İnanın ne dediğimi hatırlamıyorum. Büyük ihtimalle boş boş bakmış olmalıyım suratına, Eren mi açıklama yaptı, ben mi bir şeyler söyledim, nasıl yürüdük, okuldan nasıl çıktık, o kahveler nasıl da biraya dönüştü nasıl oldu hiç mi hiç hatırlamıyorum. Kendinden daha büyük bir gezegenin çekim kuvvetine kapılmış uydular gibiydim. Okulun ana kapısının karşısındaki fotokopiye gitmek üzere yanımızdan ayrıldığında dank etti kafama. Ben ne yapıyordum? Üç dakikadır konuştuğum bir insan beni nasıl bu kadar etkileyebiliyordu? Peki, Rüzgâr ne olacaktı? Ben böyle hissettikten sonra Rüzgârla nasıl konuşacaktım? Onu arayıp o dakika ayrılmam gerektiğini düşündüm. Onunla aramızda bir şeyler olması için değil… O an, yanımızdan ayrıldıktan sonra Erene fotokopilerini verip benim işim var deyip eve geri döneceğini düşünmeye başlamıştım çoktan. Ben daha üç cümlesini duyduğum birinin yanında böyle dünyayı, ne dediğimi unutuyor, nasıl davrandığımı fark etmiyorsam zaten çoktan o iş bitmemiş midir zaten? Ayrıca neden çıktığımız bile belli değildi Rüzgârla. O İstanbul’da ben Ankara’da. Hiçbir ortak noktamız yok, bir şey paylaştığımız yok, görüştüğümüz yok... Üstelik sadece 2 gün önce Berile “Ben Rüzgârla birlikte olmak istemiyorum, bu akşam konuşurken bunu ona söylemeliyim, ayrılsak çok daha iyi olacak…” dememiş miydim? Demiştim de ayrılık konuşmasına başladığımda “Benden ayrılacak mısın? Sakın yapma öyle bir şey, lütfen. Ben her şeyi yoluna koyacağım, ayrılmak istemiyorum. Ayrılmayalım lütfen.” diyen Rüzgâr yüzünden devam etmiyor muydu bu saçmalık? Hem biz 25029587 zamandır birlikte olmuş olsak bile, her zaman soğukkanlı olan ben birinin yanında kim olduğumu ne dediğimi unutuyorsam geçmişte ne olduğunun ne önemi vardı? O benim olmayacak olsa bile benim başkasına hele Rüzgara hiç ait olmadığım gün gibi ortada değil miydi? Evet… Hemen bu duruma el koyulmalıydı... Bu akşam eve gidince bu işi halledilmeliydi.
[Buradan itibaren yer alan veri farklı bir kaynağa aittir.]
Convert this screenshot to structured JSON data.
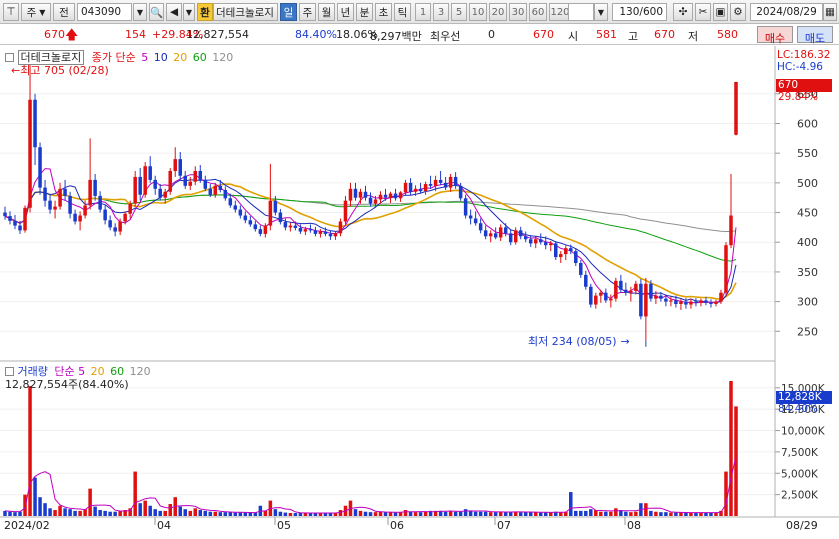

        Benim kafamda bunlar uçuşurken biraları içeceğimiz yere gelmiştik. İçim içimi yerken sanki hissetmiş gibi Rüzgâr aradı. “Nasılsın,” dedi “Neredesin? Ne yapıyorsun?” “Arkadaşlarlayız, Sedef, Eren. Bir şeyler içeceğiz. Geç dönmem, akşam konuşuruz olur mu?” diye cevap verdim. Üç beş kelime bir şey konuştuk, telefonu kapattım. Yalan söylemiştim, onun geleceğinden bahsedersem kıskançlık krizine gireceğini, kavga edeceğimizi biliyordum. İyi de bu bahane miydi? Gerçi muhtemelen gelmeyecekti, şimdi bu işi dallandırıp budaklandırmanın çok da bir anlamı yoktu. Zaten oturup içkilerimizi içmeye de başlamıştık, ortalıkta kimse yoktu. İçim kıpır kıpır, kapıya ya da Erenin telefonuna bakıp duruyordum. Haber yoktu. Artık heyecanım içime sığmayınca dışarı çıkıp Berili aradım. "Beril! Beril o çocuk var ya bahsettiğim, kahve içelim mi dedim bizimle gelir misin dedim, gelecek galiba. Of, elim ayağım tutmuyor, hacı ne yapacağım ben? Şimdi fotokopi çektirmeye gitti, ya gelmezse? O kadar zaman oldu, gelmeyecek galiba? Ya Beril, ne yapacağım ben?" Halim o kadar komikti ki Beril alamadı kendini gülmekten, "Kızım sakin ol da baştan doğru düzgün anlat şunu!" dedi. Anlattım baştan, güzelce, sakinleşemeden. Sonra dışarıda uzun süre kaldığımı fark edip içeri girdim. Biramdan birkaç yudum alınca biraz sakinleşir gibi oldum, kendimi kontrol altına bile aldım. Bütün inceliğimle düşünmeye başladım ve Erene "O şimdi bizi başka yere gideceğiz sanıyor, notların onda kalmasın, sonra sınava çalışamayacaksın, arayıp da yerimizi söylesene." dedim. En azından gelip gelmeyeceğini böylece öğrenebilirdim. Eren aradı mı, mesaj mı çekti bilmiyorum ama geleceği kesindi. Yani gelip fotokopileri bırakacağı kesindi, sonrasında muhtemelen arkadaşlar beni bekliyor gitmem gerek tarzı bir şeyler söyleyecek ve gidecekti... Ama bu da hiç yoktan iyiydi, bu sayede yine selamlaşmaya başlayabilirdik. Kim bilir ikinci dönem içinde arkadaş bile olabilirdik, zaten muhabbet etmeye başlayınca ben biliyordum, devamı gelirdi...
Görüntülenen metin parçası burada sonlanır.